Ege’de son yerel seçimlerde, AKP’nin ciddi kan kaybettiği Balıkesir ve Manisa gibi kentlerin ardından Denizli ve Uşak sürpriz yaparak referanduma “hayır” dedi. Bu durum Siyaset Bilimci Doç. Dr. Hüseyin Özgür’e göre, Erdoğan’ın Adnan Menderes politikalarının Ege’de ters teptiğinin göstergesi.
/ DENİZLİHABER / 13 Eylül 2010 Pazartesi, 16:57
Başbakan Erdoğan’ın 12 Eylül referandumu çalışmalarında sık sık Adnan menderes ve yürüttüğü politikalara atıfta bulunup o süreci sahiplenir bir izlenim yaratması Ege’de ters tepti.

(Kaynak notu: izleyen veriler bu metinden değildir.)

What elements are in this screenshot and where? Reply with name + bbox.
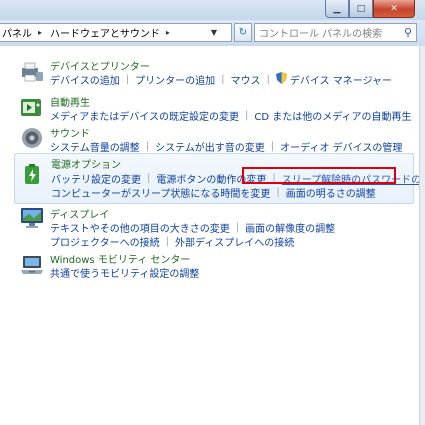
display-icon: [21, 208, 43, 228]
refresh-button[interactable]: ↻: [234, 23, 252, 42]
group-title[interactable]: Windows モビリティ センター: [50, 251, 190, 266]
link-row: コンピューターがスリープ状態になる時間を変更 | 画面の明るさの調整: [51, 185, 376, 200]
link-row: テキストやその他の項目の大きさの変更 | 画面の解像度の調整: [50, 220, 335, 235]
link-device-manager[interactable]: デバイス マネージャー: [290, 72, 392, 87]
divider: |: [147, 173, 151, 184]
link-change-battery-settings[interactable]: バッテリ設定の変更: [51, 171, 141, 186]
divider: |: [221, 74, 225, 85]
uac-shield-icon: [275, 72, 287, 87]
link-connect-projector[interactable]: プロジェクターへの接続: [50, 234, 160, 249]
vertical-scrollbar[interactable]: [419, 46, 425, 425]
group-devices-printers: デバイスとプリンター デバイスの追加 | プリンターの追加 | マウス | デバ…: [16, 56, 414, 96]
group-display: ディスプレイ テキストやその他の項目の大きさの変更 | 画面の解像度の調整 プロ…: [16, 204, 414, 252]
divider: |: [165, 236, 169, 247]
printer-icon: [22, 62, 43, 82]
link-manage-audio-devices[interactable]: オーディオ デバイスの管理: [280, 139, 402, 154]
divider: |: [125, 74, 130, 85]
link-change-system-sounds[interactable]: システムが出す音の変更: [155, 139, 265, 154]
link-row: プロジェクターへの接続 | 外部ディスプレイへの接続: [50, 234, 294, 249]
address-dropdown-icon[interactable]: ▼: [211, 28, 217, 37]
divider: |: [266, 74, 270, 85]
link-autoplay-cd[interactable]: CD または他のメディアの自動再生: [254, 108, 411, 123]
mobility-icon: [21, 256, 43, 274]
link-row: 共通で使うモビリティ設定の調整: [50, 265, 199, 280]
link-mouse[interactable]: マウス: [230, 72, 260, 87]
group-mobility-center: Windows モビリティ センター 共通で使うモビリティ設定の調整: [16, 249, 414, 283]
link-add-device[interactable]: デバイスの追加: [50, 72, 120, 87]
breadcrumb-separator-icon[interactable]: ▸: [166, 28, 170, 37]
breadcrumb-control-panel[interactable]: パネル: [2, 25, 32, 40]
link-adjust-mobility-settings[interactable]: 共通で使うモビリティ設定の調整: [50, 265, 199, 280]
link-adjust-brightness[interactable]: 画面の明るさの調整: [286, 185, 376, 200]
link-add-printer[interactable]: プリンターの追加: [135, 72, 215, 87]
divider: |: [270, 141, 275, 152]
refresh-icon: ↻: [238, 27, 248, 38]
group-sound: サウンド システム音量の調整 | システムが出す音の変更 | オーディオ デバイ…: [16, 123, 414, 157]
navigation-bar: パネル ▸ ハードウェアとサウンド ▸ ▼ ↻ コントロール パネルの検索 ⚲: [0, 20, 425, 46]
search-placeholder: コントロール パネルの検索: [259, 29, 383, 40]
battery-icon: [25, 164, 39, 184]
link-row: メディアまたはデバイスの既定設定の変更 | CD または他のメディアの自動再生: [50, 108, 412, 123]
autoplay-icon: [21, 99, 41, 116]
link-row: システム音量の調整 | システムが出す音の変更 | オーディオ デバイスの管理: [50, 139, 402, 154]
link-change-text-size[interactable]: テキストやその他の項目の大きさの変更: [50, 220, 230, 235]
divider: |: [235, 222, 240, 233]
breadcrumb-separator-icon[interactable]: ▸: [38, 28, 42, 37]
divider: |: [276, 187, 280, 198]
link-change-sleep-time[interactable]: コンピューターがスリープ状態になる時間を変更: [51, 185, 270, 200]
red-highlight-annotation: [242, 167, 396, 184]
link-row: デバイスの追加 | プリンターの追加 | マウス | デバイス マネージャー: [50, 72, 392, 87]
minimize-button[interactable]: ▁: [325, 0, 349, 18]
group-title[interactable]: 電源オプション: [51, 156, 121, 171]
group-title[interactable]: デバイスとプリンター: [50, 58, 150, 73]
group-title[interactable]: 自動再生: [50, 94, 90, 109]
search-icon[interactable]: ⚲: [404, 26, 412, 39]
divider: |: [245, 110, 249, 121]
link-connect-external-display[interactable]: 外部ディスプレイへの接続: [175, 234, 294, 249]
breadcrumb-hardware-sound[interactable]: ハードウェアとサウンド: [50, 25, 160, 40]
link-change-default-media[interactable]: メディアまたはデバイスの既定設定の変更: [50, 108, 239, 123]
group-autoplay: 自動再生 メディアまたはデバイスの既定設定の変更 | CD または他のメディアの…: [16, 92, 414, 126]
divider: |: [145, 141, 150, 152]
maximize-button[interactable]: □: [349, 0, 373, 18]
search-input[interactable]: コントロール パネルの検索 ⚲: [254, 23, 417, 42]
window-controls: ▁ □ ✕: [325, 0, 415, 18]
link-adjust-volume[interactable]: システム音量の調整: [50, 139, 140, 154]
group-title[interactable]: ディスプレイ: [50, 206, 109, 221]
title-bar: ▁ □ ✕: [0, 0, 425, 20]
content-pane: デバイスとプリンター デバイスの追加 | プリンターの追加 | マウス | デバ…: [0, 46, 425, 425]
address-bar[interactable]: パネル ▸ ハードウェアとサウンド ▸ ▼: [0, 23, 232, 42]
speaker-icon: [22, 128, 42, 148]
link-adjust-resolution[interactable]: 画面の解像度の調整: [245, 220, 335, 235]
group-title[interactable]: サウンド: [50, 125, 90, 140]
close-button[interactable]: ✕: [373, 0, 415, 18]
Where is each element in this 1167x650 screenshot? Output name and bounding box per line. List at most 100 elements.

Bu söylem, Denizli ve Uşak gibi sürprizlerin yaşandığı Ege’nin genel itibariyle yapılan anayasa değişikliği paketine yönelik referanduma hayır oyu vermesini değerlendiren PAÜ. İktisadi ve İdari Bilimler Fakültesi Öğretim üyelerinden Doç. Dr. Hüseyin Özgür’e ait.
Referandumu sosyolojik ve siyasi boyutları bakımından değerlendiren Özgür, pek tebii ki ekonomik gerekçeler ve yarattıkları kadar aslında Ege’de farklı bir noktanın da hayır oylarının oranını yükselttiği görüşünde. Ege insanının eğitim seviyesi yüksek ve bölgesel kimliğine daha fazla sahip çıkar bir yapısı olduğunu belirten Özgür, Başbakan Erdoğan’ın 12 Eylül referandumunda sık sık Adnan Menderes’e değinmesinin tam tersi bir etki yarattığını düşünüyor.
Memleketi Aydın, komşusu Denizli, İzmir, Manisa, Uşak, Muğla gibi illerde Adnan Menderes’in 50-60 yıl öncesinde kalmış bir nevi kutsal isim olarak algılandığını dile getiren Özgür, Başbakan Erdoğan’ın bu isme sahip çıkma girişiminin, Menderes’e yönelik benimseme, sahiplenme duygusunun üst seviyede olduğu Egeli tarafından hoş karşılanmadığını savundu.
Özgür, “Egeli daha dobradır ve bugünkü referandum sürecinde asıl gerekçeleri merak ederken, Adnan Menderes’i konu eden onun üzerinden siyaset yapmak isteyen Sayın Erdoğan bir nevi, ‘Adnan Menderes’ime dokunma! Sen asıl nedenlerini söyle. Benim manevi duygularımla oynayamazsın’ mesajı vermiştir” diye konuştu.
Özgür, Ege’de hayır oylarının referandumda oylanan anayasal değişiklerden daha çok, ekonomik ve siyasal gerekçeler kadar hükümete yönelik güven ve şüphe kavramlarının da etkili olduğunu belirtti.